The most common reactive arthritis treatment involves the use of non-steroidal, anti-inflammatory drugs (NSAIDs), such as aspirin and prescription drugs. NSAIDs block release of the chemical that triggers pain and inflammation. Several types of these drugs exist and work differently on different people. They may cause stomach bleeding in some people.

When NSAIDs prove ineffective, a doctor might recommend corticosteroid shots into the affected joint. This form of reactive arthritis treatment typically includes three injections to ease severe pain. Corticosteroid creams and lotions applied to the joint might also help ease inflammation and heal any sores that develop.
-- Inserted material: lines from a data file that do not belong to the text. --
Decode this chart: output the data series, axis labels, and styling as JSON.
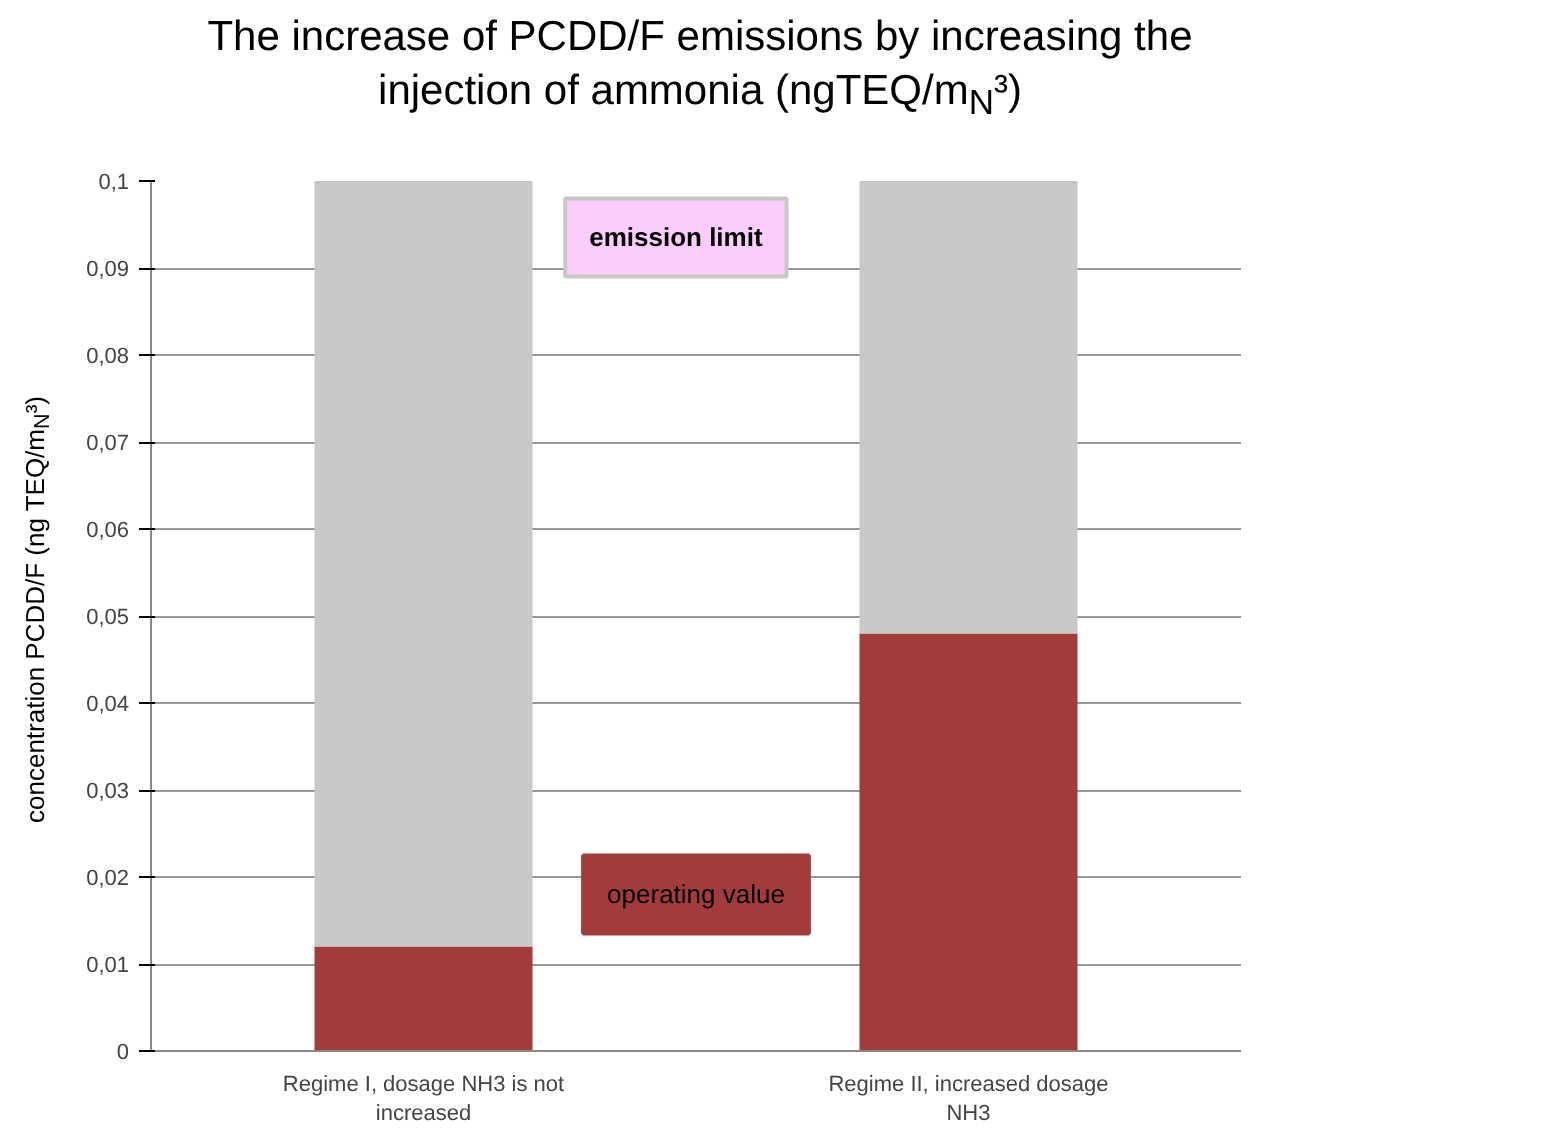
{
  "chart_data": {
    "type": "bar",
    "stacked": true,
    "title": "The increase of PCDD/F emissions by increasing the injection of ammonia (ngTEQ/m$_{N}$³)",
    "ylabel": "concentration PCDD/F (ng TEQ/m$_{N}$³)",
    "categories": [
      "Regime I, dosage NH3 is not increased",
      "Regime II, increased dosage NH3"
    ],
    "series": [
      {
        "name": "operating value",
        "color": "#a33b3b",
        "values": [
          0.012,
          0.048
        ]
      },
      {
        "name": "emission limit",
        "color": "#c8c8c8",
        "values": [
          0.088,
          0.052
        ]
      }
    ],
    "ylim": [
      0,
      0.1
    ],
    "yticks": [
      0,
      {
        "value": 0.01,
        "label": "0,01"
      },
      {
        "value": 0.02,
        "label": "0,02"
      },
      {
        "value": 0.03,
        "label": "0,03"
      },
      {
        "value": 0.04,
        "label": "0,04"
      },
      {
        "value": 0.05,
        "label": "0,05"
      },
      {
        "value": 0.06,
        "label": "0,06"
      },
      {
        "value": 0.07,
        "label": "0,07"
      },
      {
        "value": 0.08,
        "label": "0,08"
      },
      {
        "value": 0.09,
        "label": "0,09"
      },
      {
        "value": 0.1,
        "label": "0,1"
      }
    ],
    "grid": "y"
  }
}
Most cases of reactive arthritis stem from chlamydia, a bacterium that enters the body through sexual contact. The body’s immune system reacts to fight the foreign substance, causing swelling, pain, and redness in joints. Doctors commonly advise antibiotic reactive arthritis treatment to attack the bacteria causing symptoms. Immunosuppressive drugs usually represent a last resort when all other forms of treatment fail.
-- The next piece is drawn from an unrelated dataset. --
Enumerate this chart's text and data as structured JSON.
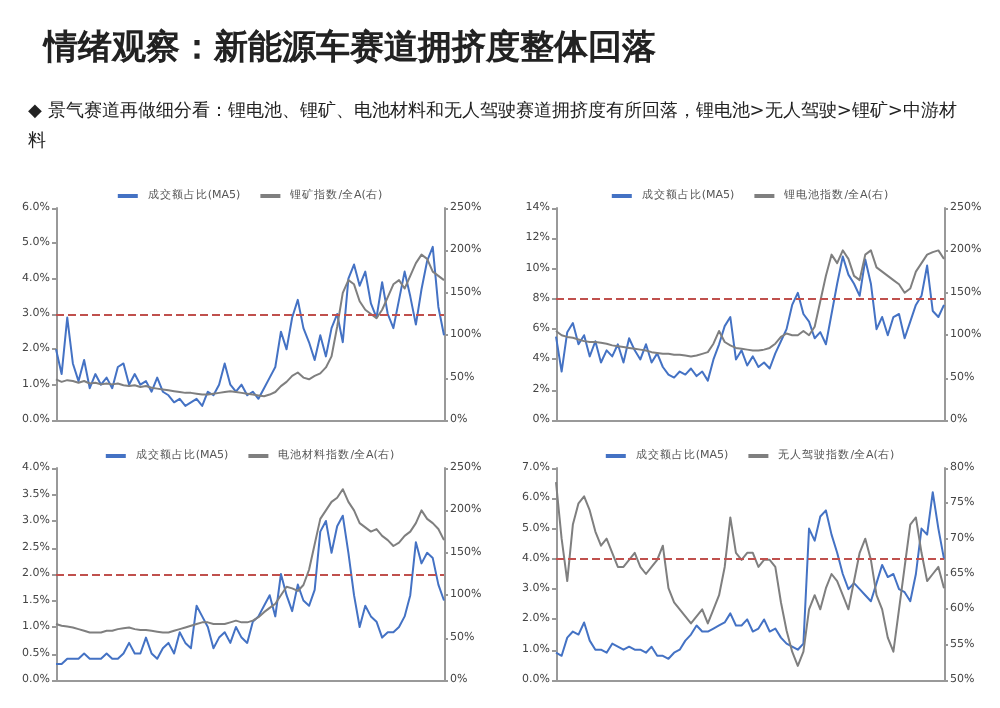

When chlamydia causes joint pain, symptoms typically appear in the urogential tract and are spread by sexual contact with an infected person. Men might notice a discharge from the penis or a painless ulcer on its tip. The prostate might become inflamed, leading to frequent urination that burns. In women, the infection might arise in the fallopian tubes, cervix, urethra, or vagina. Men and women typically develop pain in the feet, ankles, and knees when tendons surrounding these joints become irritated.

Other symptoms appear in the eyes, which might become red and painful. Some patients report blurred vision as a symptom of the disorder. Rarely, patients notice bumps on the palms of their hands and soles of their feet. Ulcers might also appear in the mouth, but generally go unnoticed because they produce no pain.
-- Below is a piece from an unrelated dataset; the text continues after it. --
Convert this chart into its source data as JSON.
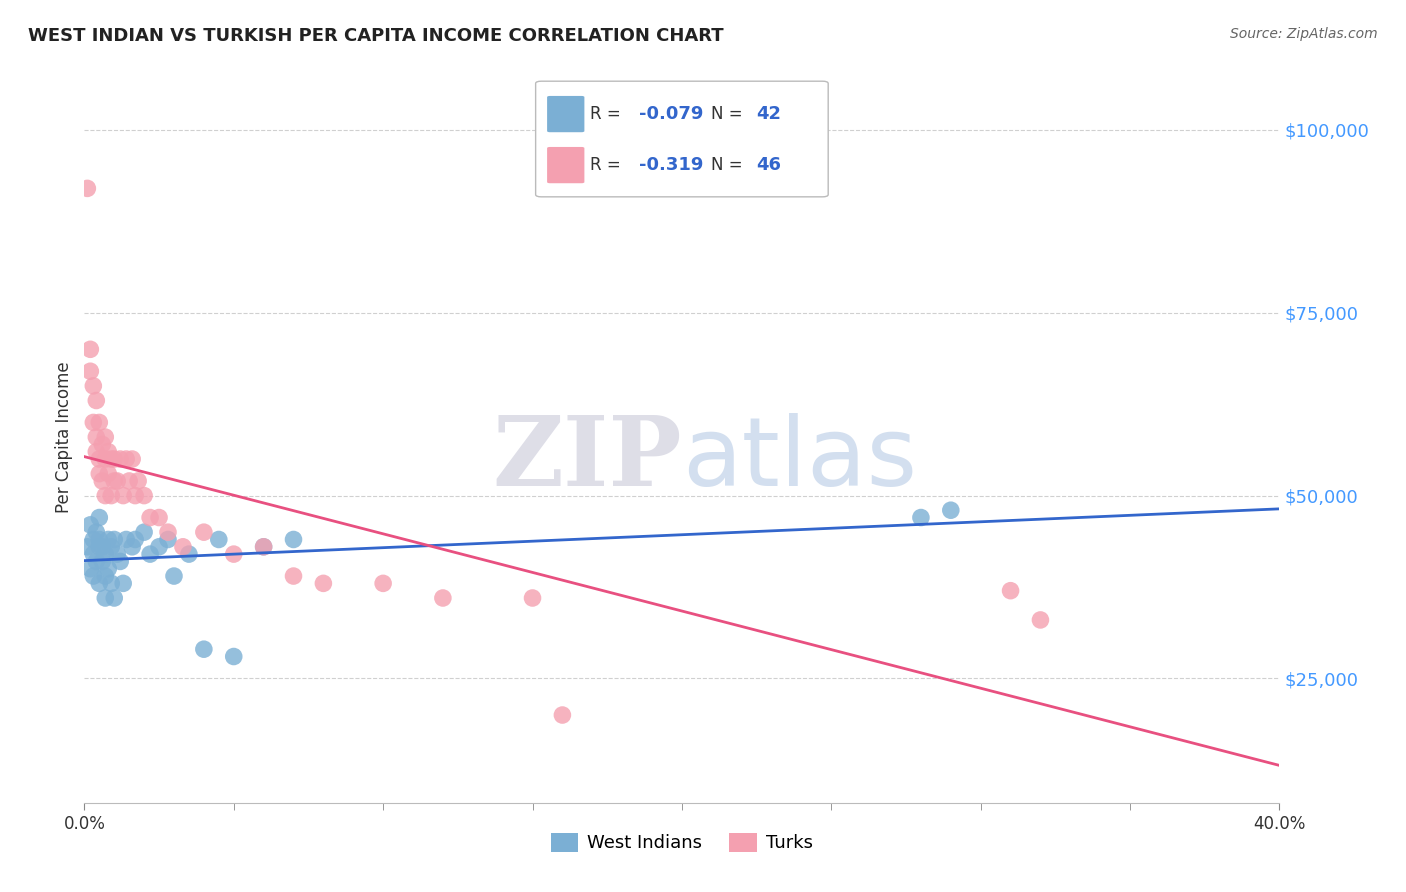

The disorder might also affect the intestinal tract after eating tainted food or handling meat improperly. Salmonella is one of several types of bacteria linked to reactive arthritis causing joint pain. Gastrointestinal infection sparking the disorder is treated with drugs and is not contagious.

Some doctors recommend exercise as reactive arthritis treatment to strengthen muscles supporting joints. Exercise might reduce stiffness and pain in some patients. Swimming and water aerobics might be particularly effective because these exercises can be done without placing stress on joints.